Thanks @Degen. That guy used simple tools for a difficult task and made it look easy. It's experience that makes the difference. It would seem he has plenty. Sometimes getting experience is costly. A friend of mine, who was a unique person in a very specialized field, would say "I don't know how smart I can afford to get."


----------



## Degen (Apr 27, 2022)

CWret said:


> Thanks @Degen. That guy used simple tools for a difficult task and made it look easy. It's experience that makes the difference. It would seem he has plenty. Sometimes getting experience is costly.
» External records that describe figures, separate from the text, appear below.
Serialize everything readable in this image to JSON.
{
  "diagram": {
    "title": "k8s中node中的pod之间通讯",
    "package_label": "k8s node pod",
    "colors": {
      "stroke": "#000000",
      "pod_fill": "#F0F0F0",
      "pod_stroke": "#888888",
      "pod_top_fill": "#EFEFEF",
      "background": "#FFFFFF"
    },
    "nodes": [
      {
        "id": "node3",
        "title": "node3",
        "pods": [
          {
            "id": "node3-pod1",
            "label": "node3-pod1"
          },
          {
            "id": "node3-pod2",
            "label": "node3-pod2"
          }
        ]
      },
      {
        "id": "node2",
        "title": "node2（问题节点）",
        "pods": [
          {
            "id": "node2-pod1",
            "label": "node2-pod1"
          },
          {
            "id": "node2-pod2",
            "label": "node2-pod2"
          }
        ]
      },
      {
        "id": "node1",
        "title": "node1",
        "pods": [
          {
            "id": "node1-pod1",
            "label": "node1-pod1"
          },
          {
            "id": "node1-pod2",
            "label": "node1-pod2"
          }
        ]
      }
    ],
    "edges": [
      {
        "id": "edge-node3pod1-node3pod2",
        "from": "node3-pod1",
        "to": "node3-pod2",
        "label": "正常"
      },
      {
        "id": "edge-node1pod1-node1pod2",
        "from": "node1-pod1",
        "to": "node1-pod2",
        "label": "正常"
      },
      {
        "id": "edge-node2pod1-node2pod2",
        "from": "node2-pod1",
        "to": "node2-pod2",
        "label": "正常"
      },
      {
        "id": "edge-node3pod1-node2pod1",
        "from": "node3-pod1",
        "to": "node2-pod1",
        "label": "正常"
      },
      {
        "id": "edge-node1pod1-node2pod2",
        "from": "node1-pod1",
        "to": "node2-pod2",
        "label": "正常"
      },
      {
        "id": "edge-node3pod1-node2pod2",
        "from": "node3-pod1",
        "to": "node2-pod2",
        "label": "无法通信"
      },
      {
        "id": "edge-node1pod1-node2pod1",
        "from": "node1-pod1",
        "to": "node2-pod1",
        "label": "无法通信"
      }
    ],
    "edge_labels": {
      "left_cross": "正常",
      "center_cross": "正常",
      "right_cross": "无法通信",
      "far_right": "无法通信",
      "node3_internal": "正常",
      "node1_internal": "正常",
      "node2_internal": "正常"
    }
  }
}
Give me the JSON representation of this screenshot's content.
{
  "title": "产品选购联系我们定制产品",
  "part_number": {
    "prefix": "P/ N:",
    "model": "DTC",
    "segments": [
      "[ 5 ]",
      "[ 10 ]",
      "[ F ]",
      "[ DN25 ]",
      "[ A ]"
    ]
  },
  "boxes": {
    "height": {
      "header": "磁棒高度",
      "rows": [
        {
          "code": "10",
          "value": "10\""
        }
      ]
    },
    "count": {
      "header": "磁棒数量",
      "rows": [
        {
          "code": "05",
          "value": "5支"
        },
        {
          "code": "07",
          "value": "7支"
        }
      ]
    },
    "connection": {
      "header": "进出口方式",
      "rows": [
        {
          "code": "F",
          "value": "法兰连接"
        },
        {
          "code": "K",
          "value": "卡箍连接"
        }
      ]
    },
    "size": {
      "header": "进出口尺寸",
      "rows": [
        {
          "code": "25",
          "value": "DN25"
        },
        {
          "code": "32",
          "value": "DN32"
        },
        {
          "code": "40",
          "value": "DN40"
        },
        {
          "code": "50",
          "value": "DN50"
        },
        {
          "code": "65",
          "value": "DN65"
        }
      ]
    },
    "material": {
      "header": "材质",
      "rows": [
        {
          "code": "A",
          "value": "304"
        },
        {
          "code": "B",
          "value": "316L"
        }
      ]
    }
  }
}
A friend of mine, who was a unique person in a very specialized field, would say "I don't know how smart I can afford to get."


I am at the skill level that I am because when I started, my only limit was what I let the few tools I had set.  This means If I wanted (sometimes needed) to do something, I learned to make do with what I had and had to come up with solutions.  Currently I believe I have mote and better tools than both my grandparents had and they could do more with  lot less than I.  I see kids today that can't come up with solutions unless they have that specialized tool.

I see this video as a reminder to do things don't let what you don't have limit you, it just takes the effort and nerve to go for it and make it happen.

Just remember bigger better tools just help in making junk faster.


----------



## Degen (Apr 27, 2022)

Susquatch said:


> I can't wait to tell my wife that a 300 amp TIG welder is just a hand tool.....


Just tell her its a high tech AFD and hope she's never around if you have a heart attack.


----------



## Dabbler (Apr 27, 2022)

What a great video!  thanks!


----------